From the present study, as well as other recent reports in the literature, it is evident that radiomic features are effective in distinguishing IHC subtypes. Limitations include classic large \(p\) small \(n\) problem in machine learning, [34] caused by limited number of patients (\(n =\) 170 for CEM and \(n=\)124 for MRI) studied in relationship to the high-dimensionality of features in the dataset (\(p\)= 960 for MRI features). This also limits the development of multi-class predictive models [35]. Class imbalance leads to poor precision and recall performance of the predictive models, and while synthetic resampling strategies could help augment the existing datasets, they seldom improve the predictive performance. The issue of class imbalance could partially be addressed by analyzing larger cohorts. To avoid a problem of data harmonization from inter-scanner and/or inter-radiologist variability, we use data collected from a single scanner annotated by the same set of radiologists, which leads to limited generalizability. The high model complexity and black-box nature of machine learning models employed limits their interpretability. The authors' ongoing work is focused on making these machine learning models more interpretable so that the inference generated from these models may not only lead to more understanding of the biology but also to informing practitioners in the decision-making process. Interpretability and model fairness also allow for monitoring against potential biases associated with the underrepresentation of racial minorities in most datasets. In general, these limitations are being addressed via multi-institutional collaboration for the generation of much larger and diverse datasets for generation, and comparison of different models.

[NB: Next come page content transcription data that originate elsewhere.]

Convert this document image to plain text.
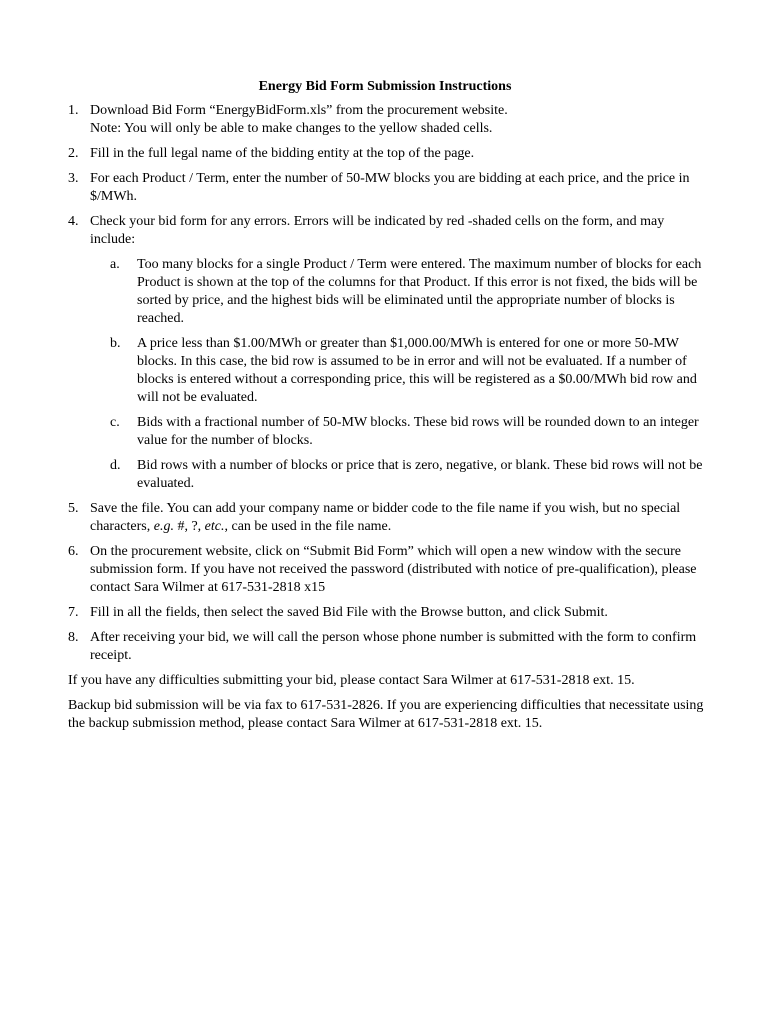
Energy Bid Form Submission Instructions
1. Download Bid Form “EnergyBidForm.xls” from the procurement website.
Note: You will only be able to make changes to the yellow shaded cells.
2. Fill in the full legal name of the bidding entity at the top of the page.
3. For each Product / Term, enter the number of 50-MW blocks you are bidding at each price, and the price in $/MWh.
4. Check your bid form for any errors. Errors will be indicated by red -shaded cells on the form, and may include:
a.	Too many blocks for a single Product / Term were entered. The maximum number of blocks for each Product is shown at the top of the columns for that Product. If this error is not fixed, the bids will be sorted by price, and the highest bids will be eliminated until the appropriate number of blocks is reached.
b.	A price less than $1.00/MWh or greater than $1,000.00/MWh is entered for one or more 50-MW blocks. In this case, the bid row is assumed to be in error and will not be evaluated. If a number of blocks is entered without a corresponding price, this will be registered as a $0.00/MWh bid row and will not be evaluated.
c.	Bids with a fractional number of 50-MW blocks. These bid rows will be rounded down to an integer value for the number of blocks.
d.	Bid rows with a number of blocks or price that is zero, negative, or blank. These bid rows will not be evaluated.
5. Save the file. You can add your company name or bidder code to the file name if you wish, but no special characters, e.g. #, ?, etc., can be used in the file name.
6. On the procurement website, click on “Submit Bid Form” which will open a new window with the secure submission form. If you have not received the password (distributed with notice of pre-qualification), please contact Sara Wilmer at 617-531-2818 x15
7. Fill in all the fields, then select the saved Bid File with the Browse button, and click Submit.
8. After receiving your bid, we will call the person whose phone number is submitted with the form to confirm receipt.

If you have any difficulties submitting your bid, please contact Sara Wilmer at 617-531-2818 ext. 15.

Backup bid submission will be via fax to 617-531-2826. If you are experiencing difficulties that necessitate using the backup submission method, please contact Sara Wilmer at 617-531-2818 ext. 15.
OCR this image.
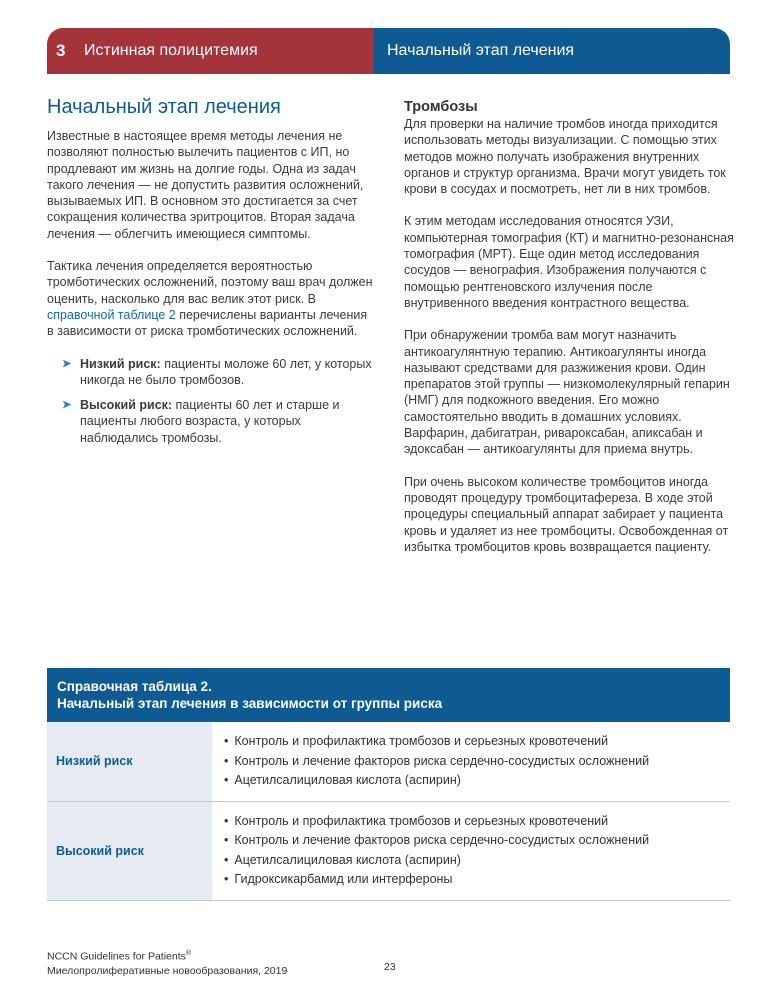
3	Истинная полицитемия	Начальный этап лечения
Начальный этап лечения

Известные в настоящее время методы лечения не позволяют полностью вылечить пациентов с ИП, но продлевают им жизнь на долгие годы. Одна из задач такого лечения — не допустить развития осложнений, вызываемых ИП. В основном это достигается за счет сокращения количества эритроцитов. Вторая задача лечения — облегчить имеющиеся симптомы.

Тактика лечения определяется вероятностью тромботических осложнений, поэтому ваш врач должен оценить, насколько для вас велик этот риск. В справочной таблице 2 перечислены варианты лечения в зависимости от риска тромботических осложнений.

➤ Низкий риск: пациенты моложе 60 лет, у которых никогда не было тромбозов.
➤ Высокий риск: пациенты 60 лет и старше и пациенты любого возраста, у которых наблюдались тромбозы.
Тромбозы

Для проверки на наличие тромбов иногда приходится использовать методы визуализации. С помощью этих методов можно получать изображения внутренних органов и структур организма. Врачи могут увидеть ток крови в сосудах и посмотреть, нет ли в них тромбов.

К этим методам исследования относятся УЗИ, компьютерная томография (КТ) и магнитно-резонансная томография (МРТ). Еще один метод исследования сосудов — венография. Изображения получаются с помощью рентгеновского излучения после внутривенного введения контрастного вещества.

При обнаружении тромба вам могут назначить антикоагулянтную терапию. Антикоагулянты иногда называют средствами для разжижения крови. Один препаратов этой группы — низкомолекулярный гепарин (НМГ) для подкожного введения. Его можно самостоятельно вводить в домашних условиях. Варфарин, дабигатран, ривароксабан, апиксабан и эдоксабан — антикоагулянты для приема внутрь.

При очень высоком количестве тромбоцитов иногда проводят процедуру тромбоцитафереза. В ходе этой процедуры специальный аппарат забирает у пациента кровь и удаляет из нее тромбоциты. Освобожденная от избытка тромбоцитов кровь возвращается пациенту.

Справочная таблица 2.
Начальный этап лечения в зависимости от группы риска
Низкий риск
• Контроль и профилактика тромбозов и серьезных кровотечений
• Контроль и лечение факторов риска сердечно-сосудистых осложнений
• Ацетилсалициловая кислота (аспирин)
Высокий риск
• Контроль и профилактика тромбозов и серьезных кровотечений
• Контроль и лечение факторов риска сердечно-сосудистых осложнений
• Ацетилсалициловая кислота (аспирин)
• Гидроксикарбамид или интерфероны
NCCN Guidelines for Patients®
Миелопролиферативные новообразования, 2019	23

For the breast MRI image analyses in this study, we utilized only dynamic contrast-enhanced images and did not incorporate the associated T2 weighted imaging in our analysis [36; 37]. The expectation would be that these sequences would provide additional surrogates for biological data of the tumors and will be included in future studies. The patients included in the study had biopsy-proven invasive breast cancer prior to undergoing MRI and CEM contrast-enhanced imaging, where by post biopsy change may confound our results. The heterogeneous enhancement that can occur in a post biopsy bed can alter the appearance of the native tumor. However, this is standard clinical care and beneficial to build models as imaging in true clinical practice is available.